Page 39 of Hunted

“Don’t hold your breath.” She could get it out of him, if she applied herself. He figured there wasn’t much he could keep from her if she wanted to know bad enough. Things had a way of just slipping out when she was around. She ought to work for the FBI.

“Do you really think there are men watching my house?” She leaned over the edge of the bed so she could see him on the bunk below her. Her hair hung straight down toward the floor and her eyes glimmered in the lamplight. “And tell me the truth, will you?”

“You look like a troll upside down.”

“A troll?” Her brows drew together.

“Don’t tell me you’ve never seen Trolls. They have long hair that stands straight up in neon colors. Jack must’ve made me watch that movie about thirty times …”

It had happened again. For just a second, he’d seen his little boy in his mind’s eye, sitting in the middle of the living room floor with his troll collection spread out around him, moving the figures around while watching the movie.

He’d remembered. Without effort, his mind had given him a memory and no tidal wave of guilt and pain had come surging in to drown him.

Twice now in one night. Why? Why now? What did it mean?

She was staring at him. Hanging upside down with her troll hair so long he could have reached out and touched it. She was seeing the emotions cross his face, he knew she was.

“Oh,” she said softly. Then louder. “Oh, those trolls. With the neon-colored hair. I’m not taking that as a compliment, Romano.”

Her eyes said more. They touched his soul, those huge brown eyes. They moved over his face and it seemed as if they smoothed some invisible balm over his deepest wounds. He could see the warmth in them. He could feel the healing power of their touch.

She spoke volumes with her eyes. And he heard her.

“But this troll talk is off the subject,” she said.

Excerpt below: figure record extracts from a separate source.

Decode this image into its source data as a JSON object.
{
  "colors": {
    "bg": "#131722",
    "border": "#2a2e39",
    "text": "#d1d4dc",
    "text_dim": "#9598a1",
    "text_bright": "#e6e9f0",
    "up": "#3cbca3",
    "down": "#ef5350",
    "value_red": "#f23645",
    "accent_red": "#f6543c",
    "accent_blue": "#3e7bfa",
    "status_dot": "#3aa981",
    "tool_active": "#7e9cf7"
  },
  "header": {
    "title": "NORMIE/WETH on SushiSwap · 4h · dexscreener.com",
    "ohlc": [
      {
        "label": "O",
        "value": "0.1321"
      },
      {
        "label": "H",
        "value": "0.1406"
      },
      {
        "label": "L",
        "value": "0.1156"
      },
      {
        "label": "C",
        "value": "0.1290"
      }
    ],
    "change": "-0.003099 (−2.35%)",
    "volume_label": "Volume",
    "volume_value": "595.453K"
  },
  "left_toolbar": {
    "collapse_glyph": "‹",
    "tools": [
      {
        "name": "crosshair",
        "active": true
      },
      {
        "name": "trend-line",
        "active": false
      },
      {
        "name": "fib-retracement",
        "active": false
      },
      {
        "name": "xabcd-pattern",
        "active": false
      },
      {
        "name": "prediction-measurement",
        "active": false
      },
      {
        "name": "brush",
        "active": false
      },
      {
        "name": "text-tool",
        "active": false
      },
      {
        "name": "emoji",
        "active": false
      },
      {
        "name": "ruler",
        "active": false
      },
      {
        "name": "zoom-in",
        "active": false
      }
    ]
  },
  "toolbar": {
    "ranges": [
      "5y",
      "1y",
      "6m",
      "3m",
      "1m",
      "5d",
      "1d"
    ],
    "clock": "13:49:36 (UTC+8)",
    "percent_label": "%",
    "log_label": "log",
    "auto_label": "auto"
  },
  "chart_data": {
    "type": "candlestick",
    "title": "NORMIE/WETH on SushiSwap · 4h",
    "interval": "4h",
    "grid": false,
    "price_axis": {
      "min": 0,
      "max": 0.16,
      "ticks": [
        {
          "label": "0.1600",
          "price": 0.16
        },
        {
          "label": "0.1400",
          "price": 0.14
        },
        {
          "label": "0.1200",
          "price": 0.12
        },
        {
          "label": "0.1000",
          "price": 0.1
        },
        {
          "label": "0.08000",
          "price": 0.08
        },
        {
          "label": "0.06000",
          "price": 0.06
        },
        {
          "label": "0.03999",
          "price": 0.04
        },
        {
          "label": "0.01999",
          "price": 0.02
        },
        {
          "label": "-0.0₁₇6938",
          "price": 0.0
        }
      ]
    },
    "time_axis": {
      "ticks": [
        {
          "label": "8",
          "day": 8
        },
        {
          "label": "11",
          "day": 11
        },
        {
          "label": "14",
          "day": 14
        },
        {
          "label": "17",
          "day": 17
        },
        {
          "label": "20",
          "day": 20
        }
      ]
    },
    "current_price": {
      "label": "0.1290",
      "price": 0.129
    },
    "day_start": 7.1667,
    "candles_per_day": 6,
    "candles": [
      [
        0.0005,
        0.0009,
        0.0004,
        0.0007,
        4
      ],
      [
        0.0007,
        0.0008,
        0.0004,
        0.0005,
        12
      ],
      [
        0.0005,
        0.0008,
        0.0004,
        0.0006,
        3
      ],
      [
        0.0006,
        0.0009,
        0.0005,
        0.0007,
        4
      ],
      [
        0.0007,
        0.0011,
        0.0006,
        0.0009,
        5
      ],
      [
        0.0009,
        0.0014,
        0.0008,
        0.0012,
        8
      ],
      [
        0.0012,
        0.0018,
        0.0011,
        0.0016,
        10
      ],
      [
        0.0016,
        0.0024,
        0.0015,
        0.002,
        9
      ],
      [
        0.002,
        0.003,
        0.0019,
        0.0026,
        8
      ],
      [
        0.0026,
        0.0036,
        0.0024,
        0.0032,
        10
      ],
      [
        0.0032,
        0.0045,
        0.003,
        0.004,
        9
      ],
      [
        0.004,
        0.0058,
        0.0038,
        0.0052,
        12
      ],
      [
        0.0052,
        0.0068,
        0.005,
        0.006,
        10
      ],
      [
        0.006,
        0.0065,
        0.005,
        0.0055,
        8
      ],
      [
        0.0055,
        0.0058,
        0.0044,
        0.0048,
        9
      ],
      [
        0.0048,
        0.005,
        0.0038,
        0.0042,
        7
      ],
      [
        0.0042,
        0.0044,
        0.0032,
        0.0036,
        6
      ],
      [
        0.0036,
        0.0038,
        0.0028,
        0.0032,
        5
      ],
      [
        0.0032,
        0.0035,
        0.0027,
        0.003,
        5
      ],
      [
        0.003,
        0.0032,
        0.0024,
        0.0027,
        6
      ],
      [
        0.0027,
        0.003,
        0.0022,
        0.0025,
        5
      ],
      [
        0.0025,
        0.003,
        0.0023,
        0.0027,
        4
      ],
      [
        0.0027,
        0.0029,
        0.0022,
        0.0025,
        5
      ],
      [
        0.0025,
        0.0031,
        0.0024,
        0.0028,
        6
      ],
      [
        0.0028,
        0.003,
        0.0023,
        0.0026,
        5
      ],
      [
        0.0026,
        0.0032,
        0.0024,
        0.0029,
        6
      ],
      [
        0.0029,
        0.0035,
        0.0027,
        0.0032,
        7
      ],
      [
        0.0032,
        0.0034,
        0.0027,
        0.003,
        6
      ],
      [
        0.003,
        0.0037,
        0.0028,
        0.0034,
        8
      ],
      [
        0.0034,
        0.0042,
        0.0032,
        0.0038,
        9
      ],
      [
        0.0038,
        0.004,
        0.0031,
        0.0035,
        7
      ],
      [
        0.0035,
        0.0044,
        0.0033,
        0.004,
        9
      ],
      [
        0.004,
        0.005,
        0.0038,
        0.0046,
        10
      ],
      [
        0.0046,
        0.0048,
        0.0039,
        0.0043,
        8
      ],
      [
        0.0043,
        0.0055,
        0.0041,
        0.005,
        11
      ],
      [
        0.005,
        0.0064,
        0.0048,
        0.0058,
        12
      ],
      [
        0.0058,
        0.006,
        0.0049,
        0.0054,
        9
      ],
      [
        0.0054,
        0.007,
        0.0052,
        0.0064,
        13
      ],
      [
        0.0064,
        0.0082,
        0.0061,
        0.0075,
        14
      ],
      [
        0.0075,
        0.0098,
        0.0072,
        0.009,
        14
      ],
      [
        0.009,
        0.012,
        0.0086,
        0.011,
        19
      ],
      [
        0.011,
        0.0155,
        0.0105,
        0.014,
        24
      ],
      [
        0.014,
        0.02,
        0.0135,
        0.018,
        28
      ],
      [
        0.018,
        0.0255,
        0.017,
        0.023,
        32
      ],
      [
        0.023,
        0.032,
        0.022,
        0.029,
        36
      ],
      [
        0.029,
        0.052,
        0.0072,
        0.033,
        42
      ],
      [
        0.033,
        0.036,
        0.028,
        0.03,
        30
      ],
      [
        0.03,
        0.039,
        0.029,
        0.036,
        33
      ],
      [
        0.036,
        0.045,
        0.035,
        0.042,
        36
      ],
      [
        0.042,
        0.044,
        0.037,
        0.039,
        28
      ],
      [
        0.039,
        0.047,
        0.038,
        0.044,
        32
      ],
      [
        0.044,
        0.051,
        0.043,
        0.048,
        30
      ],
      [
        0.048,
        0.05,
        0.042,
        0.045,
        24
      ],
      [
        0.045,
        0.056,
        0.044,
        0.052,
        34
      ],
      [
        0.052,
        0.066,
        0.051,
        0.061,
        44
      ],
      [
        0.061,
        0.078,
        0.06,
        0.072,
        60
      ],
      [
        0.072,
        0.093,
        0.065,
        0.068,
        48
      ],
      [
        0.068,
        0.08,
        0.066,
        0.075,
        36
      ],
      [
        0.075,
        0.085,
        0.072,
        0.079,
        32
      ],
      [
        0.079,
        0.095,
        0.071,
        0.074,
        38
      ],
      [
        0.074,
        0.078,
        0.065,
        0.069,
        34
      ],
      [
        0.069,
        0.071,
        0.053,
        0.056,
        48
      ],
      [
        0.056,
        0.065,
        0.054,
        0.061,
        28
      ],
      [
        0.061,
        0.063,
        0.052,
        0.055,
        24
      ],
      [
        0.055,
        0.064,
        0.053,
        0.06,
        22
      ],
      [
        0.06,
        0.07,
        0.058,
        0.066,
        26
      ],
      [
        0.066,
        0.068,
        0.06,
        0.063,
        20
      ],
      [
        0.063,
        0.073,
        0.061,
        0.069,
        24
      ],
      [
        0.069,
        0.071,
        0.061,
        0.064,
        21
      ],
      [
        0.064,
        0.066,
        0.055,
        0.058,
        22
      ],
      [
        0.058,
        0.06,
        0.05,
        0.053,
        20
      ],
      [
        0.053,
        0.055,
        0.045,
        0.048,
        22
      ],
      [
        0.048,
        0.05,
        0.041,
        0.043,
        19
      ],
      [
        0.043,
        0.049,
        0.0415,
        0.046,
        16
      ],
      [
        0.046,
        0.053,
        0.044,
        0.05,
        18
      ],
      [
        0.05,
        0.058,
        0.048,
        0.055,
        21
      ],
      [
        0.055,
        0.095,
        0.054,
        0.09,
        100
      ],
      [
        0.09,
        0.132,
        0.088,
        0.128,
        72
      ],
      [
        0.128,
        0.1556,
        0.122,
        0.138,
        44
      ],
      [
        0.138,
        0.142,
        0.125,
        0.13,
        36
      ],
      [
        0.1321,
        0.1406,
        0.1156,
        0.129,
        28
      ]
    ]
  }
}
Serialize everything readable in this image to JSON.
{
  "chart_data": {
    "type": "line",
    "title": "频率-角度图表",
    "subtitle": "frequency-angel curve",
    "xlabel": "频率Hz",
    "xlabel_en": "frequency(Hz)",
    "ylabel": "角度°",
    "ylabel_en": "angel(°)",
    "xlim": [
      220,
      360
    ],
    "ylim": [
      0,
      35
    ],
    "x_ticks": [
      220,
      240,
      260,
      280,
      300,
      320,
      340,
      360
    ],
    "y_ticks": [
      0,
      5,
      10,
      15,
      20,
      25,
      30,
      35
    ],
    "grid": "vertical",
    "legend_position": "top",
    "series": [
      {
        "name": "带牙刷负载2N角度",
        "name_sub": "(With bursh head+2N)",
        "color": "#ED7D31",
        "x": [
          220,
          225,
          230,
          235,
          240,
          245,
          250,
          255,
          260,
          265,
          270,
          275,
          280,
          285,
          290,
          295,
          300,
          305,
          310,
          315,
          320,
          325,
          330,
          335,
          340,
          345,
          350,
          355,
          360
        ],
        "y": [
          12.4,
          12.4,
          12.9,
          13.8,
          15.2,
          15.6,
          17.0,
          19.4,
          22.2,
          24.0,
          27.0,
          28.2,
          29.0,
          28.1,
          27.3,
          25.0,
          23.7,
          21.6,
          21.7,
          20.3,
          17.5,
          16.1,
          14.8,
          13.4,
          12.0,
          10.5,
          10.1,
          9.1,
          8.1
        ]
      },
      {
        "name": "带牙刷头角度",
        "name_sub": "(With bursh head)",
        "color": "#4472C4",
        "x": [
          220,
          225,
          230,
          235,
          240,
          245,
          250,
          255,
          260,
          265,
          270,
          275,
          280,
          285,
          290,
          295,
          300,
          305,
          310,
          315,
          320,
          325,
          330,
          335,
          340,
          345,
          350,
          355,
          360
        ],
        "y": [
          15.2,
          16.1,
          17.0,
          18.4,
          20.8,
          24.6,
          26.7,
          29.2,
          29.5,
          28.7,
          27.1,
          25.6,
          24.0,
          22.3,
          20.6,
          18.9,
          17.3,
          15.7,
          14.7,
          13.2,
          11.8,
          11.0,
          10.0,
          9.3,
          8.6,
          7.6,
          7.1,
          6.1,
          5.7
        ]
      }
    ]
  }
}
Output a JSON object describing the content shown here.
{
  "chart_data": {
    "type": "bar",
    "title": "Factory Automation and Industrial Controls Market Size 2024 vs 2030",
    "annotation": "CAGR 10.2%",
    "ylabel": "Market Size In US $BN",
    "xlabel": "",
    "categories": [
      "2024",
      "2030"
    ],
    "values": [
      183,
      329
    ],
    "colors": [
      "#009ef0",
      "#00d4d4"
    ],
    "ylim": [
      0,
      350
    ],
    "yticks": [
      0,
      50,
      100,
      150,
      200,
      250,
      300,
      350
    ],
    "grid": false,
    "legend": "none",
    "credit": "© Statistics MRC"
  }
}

“I suppose it is.” His voice came out slow, lazy. He had to shake himself before he could remember what they’d been talking about initially. When it came back to him, he blinked, breaking the grip of her gaze, breaking the spell she’d been putting him under. “Lexi, why are you so determined to go back to the house, anyway?”

“Why are you so determined not to let me?”

“Because it’s risky.”

“The risk has to be minimal. At least admit that much. There’s very little chance White left anyone there and you know it.”

He chewed his lip and nodded. “You’re right, there’s very little chance. But that’s still a chance and it’s a chance I’m not willing to take.”

“We could at least look, couldn’t we? I mean, if we head over there at night, sneak a look at the house from the woods, we could see for ourselves if there’s anyone around.”

He propped himself up on one elbow. “This is about that cat of yours, isn’t it?”

Her face was turning pink. She nodded upside down.

“Your blood’s rushing to your head, Lexi. And if you think I’m gonna risk everything for a cat, it must be interfering with your ability to reason.”

She pulled her head up, but a second later her legs hung over the side. Bare feet and smooth calves. And then she hopped to the floor, pacing. “He has to be fed, or he’ll die.”

“He’ll catch a mouse.”

“I don’t have mice.”

“A bird, then.”

“But he was shut in!”

“Uh, no. We left a window open.”

“A second story window. He’s not a flying cat, you know.”

“We left that rope ladder. He can climb down that if he gets desperate.”